Middle School Social Studies

Grade 6 Social Science
This course covers a variety of big topics where students become researchers, cartographers, journalists, adventurers, reporters and museum tour guides. Students also continue to develop their critical thinking, writing, reading and verbal/listening skills in correlation with their English class. This course will focus on cross-curricular connections with the below units that also allow students to immerse themselves in multiple formats. Social Studies has typically been concerned with location, the forces that act upon and which have and will continue to shape that location; as well as humanity as a force for change on the Earth.  However, the global economy, technological advances, ease of mobility and networking have all led to an ever increasing interdependent world. It is a world that now finds itself poised precipitously on the verge of collapse. It is self-evident that the consequences of humanity’s consumption based economy cannot continue unrestrained. We now face a world that must deal with pollution, depletion of vital resources, global pandemics, and a sharp divide between rich and poor. Global Issues takes a critical look at the most pressing issues facing the world today and seeks to examine possible solutions. The Grade 6 section leads the way for the Grade 7 Social Studies course, as the two years works together to solve world issues.

Grade 7 Social Science
World Cultures and Geography will prepare students to see the meaning of the arrangement of things in space, relations between people, places and environment, using geographic skills and by applying special and ecological perspectives to real-life situations. Discovery-based activities will help students explore the cultural and natural landscapes of the world to develop a true multicultural understanding of human society.

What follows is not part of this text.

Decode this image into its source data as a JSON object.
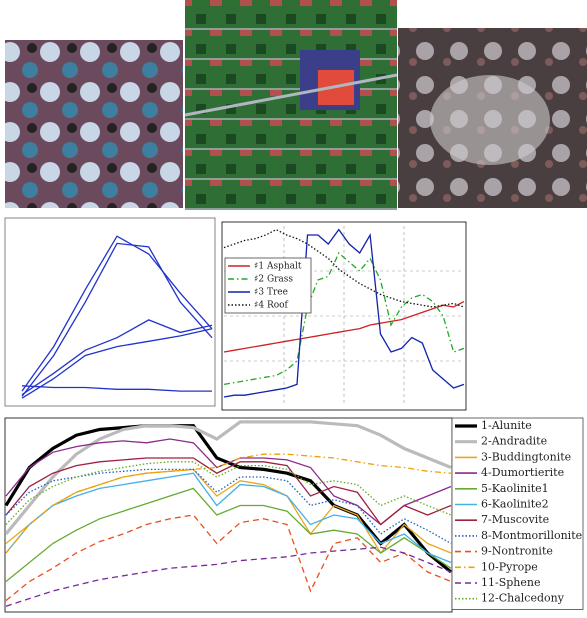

Students will learn how to and then be able to think critically as they collect and analyze social, political and economic facts about their physical world. Students will be asked to keep the themes of political, economic and geographic interdependence, nationalism, resource exploitation, industrialization, technological advancements and human rights in mind. The content of the course will be organized into the following areas: physical geography, cultural geography and history, and pertinent skills to be covered in the course.
 
Grade 8 Social Science
This course will examine the rise and decline of the major civilizations of the ancient world, including Africa, Egypt, Greece, Rome, China, Japan, Latin America, the Middle East, and the rise of Medieval Europe.  The first unit that students will encounter will explore the earliest human origins and will consider the questions: What is history? How do we know what we know? As students explore each successive civilization they will focus on the important political, social, and economic institutions associated with that civilization and their influence on Western thought and experience.  In depth analysis, through project work and written assessments, will see students explore the process of mummification, Greek philosophy, Roman Empires, African Society and Culture, and Europe in the middle ages.